Uma operadora de plano de saúde deverá custear parte do procedimento de congelamento de óvulos de uma paciente diagnosticada com endometriose profunda, diante do risco de infertilidade decorrente de tratamento cirúrgico. A decisão, porém, limitou a cobertura apenas às etapas iniciais do procedimento, excluindo despesas futuras.

O caso foi analisado pela Quarta Câmara de Direito Privado, sob relatoria do desembargador Rubens de Oliveira Santos Filho. A paciente relatou que precisava passar por cirurgia para tratar a doença e que, por orientação médica, deveria realizar a criopreservação de óvulos como forma de preservar a fertilidade.
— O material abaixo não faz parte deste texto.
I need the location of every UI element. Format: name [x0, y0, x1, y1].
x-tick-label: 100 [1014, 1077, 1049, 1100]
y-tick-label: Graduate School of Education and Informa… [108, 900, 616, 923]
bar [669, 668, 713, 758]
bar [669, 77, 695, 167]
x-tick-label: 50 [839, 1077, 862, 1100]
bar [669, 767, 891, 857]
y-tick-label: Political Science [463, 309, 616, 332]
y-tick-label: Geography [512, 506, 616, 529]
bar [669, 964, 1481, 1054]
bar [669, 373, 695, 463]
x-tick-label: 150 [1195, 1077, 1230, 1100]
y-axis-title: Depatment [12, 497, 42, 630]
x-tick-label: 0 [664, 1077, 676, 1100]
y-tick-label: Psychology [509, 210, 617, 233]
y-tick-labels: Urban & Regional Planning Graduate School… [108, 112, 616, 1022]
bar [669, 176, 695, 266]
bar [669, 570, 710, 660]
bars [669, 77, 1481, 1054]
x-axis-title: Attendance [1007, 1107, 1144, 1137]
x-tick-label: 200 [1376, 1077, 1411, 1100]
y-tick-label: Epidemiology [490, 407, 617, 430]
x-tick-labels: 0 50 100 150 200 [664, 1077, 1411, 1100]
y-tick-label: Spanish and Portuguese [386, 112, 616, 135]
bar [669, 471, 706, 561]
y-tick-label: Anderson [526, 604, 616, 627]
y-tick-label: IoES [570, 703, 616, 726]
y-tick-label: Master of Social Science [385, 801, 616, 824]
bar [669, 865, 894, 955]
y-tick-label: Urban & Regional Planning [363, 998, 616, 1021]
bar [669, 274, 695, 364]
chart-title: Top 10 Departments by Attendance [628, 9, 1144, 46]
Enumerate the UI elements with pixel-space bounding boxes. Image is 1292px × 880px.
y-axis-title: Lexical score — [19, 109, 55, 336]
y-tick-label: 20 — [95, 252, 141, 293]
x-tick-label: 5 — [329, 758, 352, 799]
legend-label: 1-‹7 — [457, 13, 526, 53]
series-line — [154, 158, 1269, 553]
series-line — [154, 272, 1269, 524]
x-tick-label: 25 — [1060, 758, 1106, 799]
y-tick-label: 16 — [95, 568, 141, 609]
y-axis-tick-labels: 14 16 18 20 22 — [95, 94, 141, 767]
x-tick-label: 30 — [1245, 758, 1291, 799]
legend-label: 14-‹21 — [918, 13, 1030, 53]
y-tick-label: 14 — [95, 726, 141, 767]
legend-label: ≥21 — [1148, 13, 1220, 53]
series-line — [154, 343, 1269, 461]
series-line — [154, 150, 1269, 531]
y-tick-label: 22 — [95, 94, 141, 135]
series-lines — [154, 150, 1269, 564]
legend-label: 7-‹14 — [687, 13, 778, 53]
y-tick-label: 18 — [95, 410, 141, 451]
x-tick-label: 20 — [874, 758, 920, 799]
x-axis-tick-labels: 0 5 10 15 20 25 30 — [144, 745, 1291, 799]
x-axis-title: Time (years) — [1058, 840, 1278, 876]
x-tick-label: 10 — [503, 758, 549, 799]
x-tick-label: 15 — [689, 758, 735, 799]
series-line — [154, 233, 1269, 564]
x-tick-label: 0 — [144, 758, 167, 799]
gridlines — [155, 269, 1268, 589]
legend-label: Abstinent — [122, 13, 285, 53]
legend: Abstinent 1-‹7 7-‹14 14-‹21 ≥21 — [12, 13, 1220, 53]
A operadora negou o custeio sob o argumento de que o procedimento estaria relacionado à reprodução assistida, o que não é de cobertura obrigatória. No entanto, ao julgar o recurso, o relator destacou que a situação não se confunde com fertilização in vitro, mas sim com uma medida preventiva para evitar um dano decorrente do próprio tratamento de saúde.

Segundo o entendimento adotado, quando o plano cobre a doença, também deve arcar com medidas necessárias para evitar efeitos colaterais previsíveis, como a infertilidade. O magistrado ressaltou que a criopreservação, nesse contexto, tem caráter preventivo e está ligada diretamente ao tratamento médico indicado.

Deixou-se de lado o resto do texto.